In our medium sized organization, incoming resumes for all positions are scanned and shortlisted by me (HR Assistant) for further interviewing.
I have reviewed a lot of resumes, and the best way for a candidate to create a good resume is to include specific information and qualifications which match the job applied for, along with a solid objective in the beginning, which gives a great first impression.
Keep the format neat and elegant and don't overdo it with very fancy fonts. Use easily readable ones, the best, in my opinion, are Arial or Verdana.

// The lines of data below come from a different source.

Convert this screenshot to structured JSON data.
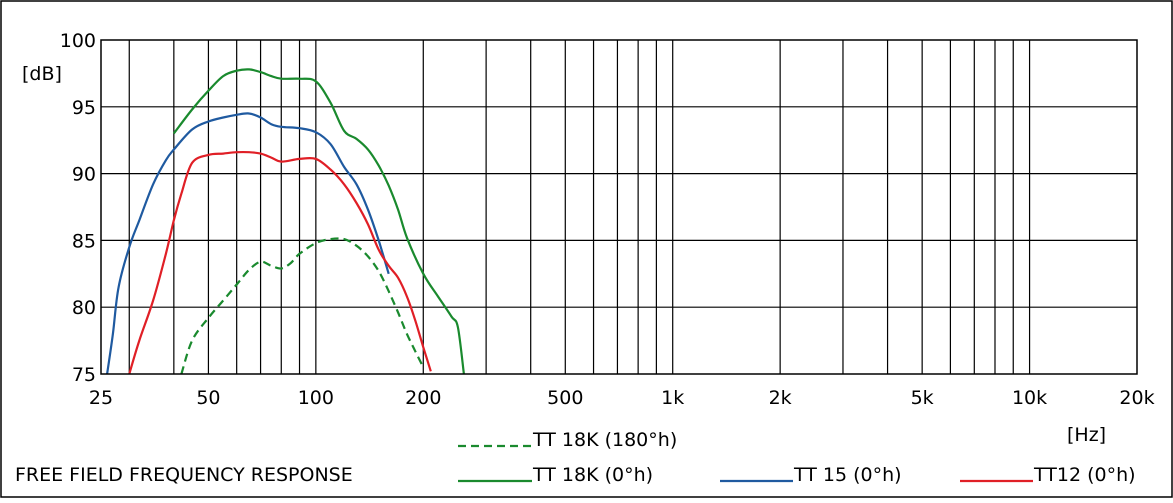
{
  "chart_data": {
    "type": "line",
    "title": "",
    "footer_label": "FREE FIELD FREQUENCY RESPONSE",
    "ylabel": "[dB]",
    "xlabel": "[Hz]",
    "xscale": "log",
    "xlim": [
      25,
      20000
    ],
    "ylim": [
      75,
      100
    ],
    "grid": true,
    "x_tick_values": [
      25,
      50,
      100,
      200,
      500,
      1000,
      2000,
      5000,
      10000,
      20000
    ],
    "x_tick_labels": [
      "25",
      "50",
      "100",
      "200",
      "500",
      "1k",
      "2k",
      "5k",
      "10k",
      "20k"
    ],
    "y_tick_values": [
      75,
      80,
      85,
      90,
      95,
      100
    ],
    "y_tick_labels": [
      "75",
      "80",
      "85",
      "90",
      "95",
      "100"
    ],
    "legend_position": "bottom",
    "series": [
      {
        "name": "TT 18K (180°h)",
        "color": "#1a8a2e",
        "dash": "dashed",
        "x": [
          42,
          45,
          50,
          55,
          60,
          65,
          70,
          75,
          80,
          85,
          90,
          100,
          110,
          120,
          130,
          140,
          150,
          160,
          170,
          180,
          190,
          200
        ],
        "y": [
          75,
          77.5,
          79.2,
          80.5,
          81.7,
          82.8,
          83.4,
          83.1,
          82.9,
          83.3,
          84,
          84.8,
          85.1,
          85.1,
          84.6,
          83.8,
          82.7,
          81.2,
          79.6,
          78,
          76.7,
          75.5
        ]
      },
      {
        "name": "TT 18K (0°h)",
        "color": "#1a8a2e",
        "dash": "solid",
        "x": [
          40,
          45,
          50,
          55,
          60,
          65,
          70,
          75,
          80,
          90,
          100,
          110,
          120,
          130,
          140,
          150,
          160,
          170,
          180,
          200,
          220,
          240,
          250,
          260
        ],
        "y": [
          93,
          94.8,
          96.2,
          97.3,
          97.7,
          97.8,
          97.6,
          97.3,
          97.1,
          97.1,
          96.9,
          95.3,
          93.2,
          92.6,
          91.8,
          90.6,
          89.1,
          87.3,
          85.2,
          82.5,
          80.8,
          79.3,
          78.5,
          75
        ]
      },
      {
        "name": "TT 15 (0°h)",
        "color": "#1f5aa0",
        "dash": "solid",
        "x": [
          26,
          27,
          28,
          30,
          32,
          35,
          38,
          40,
          45,
          50,
          55,
          60,
          65,
          70,
          75,
          80,
          90,
          100,
          110,
          120,
          130,
          140,
          150,
          160
        ],
        "y": [
          75,
          78,
          81.5,
          84.5,
          86.5,
          89.2,
          91,
          91.8,
          93.3,
          93.9,
          94.2,
          94.4,
          94.5,
          94.2,
          93.7,
          93.5,
          93.4,
          93.1,
          92.2,
          90.5,
          89.2,
          87.3,
          85,
          82.5
        ]
      },
      {
        "name": "TT12 (0°h)",
        "color": "#e01f26",
        "dash": "solid",
        "x": [
          30,
          32,
          35,
          38,
          40,
          42,
          45,
          50,
          55,
          60,
          65,
          70,
          75,
          80,
          90,
          100,
          110,
          120,
          130,
          140,
          150,
          160,
          170,
          180,
          190,
          200,
          210
        ],
        "y": [
          75,
          77.5,
          80.5,
          84,
          86.5,
          88.5,
          90.8,
          91.4,
          91.5,
          91.6,
          91.6,
          91.5,
          91.2,
          90.9,
          91.1,
          91.1,
          90.3,
          89.2,
          87.8,
          86.2,
          84.3,
          83.1,
          82.2,
          80.8,
          79,
          77,
          75.2
        ]
      }
    ]
  }
}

Many candidates provide more personal data that is not really related to the work they are supposed to perform. I have had a resume which had almost half a page of personal information which extended to details like number of children.
What happens is, most of us have hundreds of resumes to go through and don't have time to read all these irrelevant details. Therefore, I usually put them directly in the bin. Also, the personal data should be best kept at the end of the resume and limited only to volunteer work (if it's relevant to the job).
Many people apply for different positions and do not change their job objective and experience details accordingly in their resume, which could affect their chances of getting shortlisted.
If you are applying for different positions the best way is to keep 2-3 resumes handy, which details qualifications and experiences, accordingly.
Also, do remember to get good advice with grammar and spelling, and be aware of the meaning of vocabulary used (if your resume is created by a professional resume writer) so that you are prepared and know what your resume states.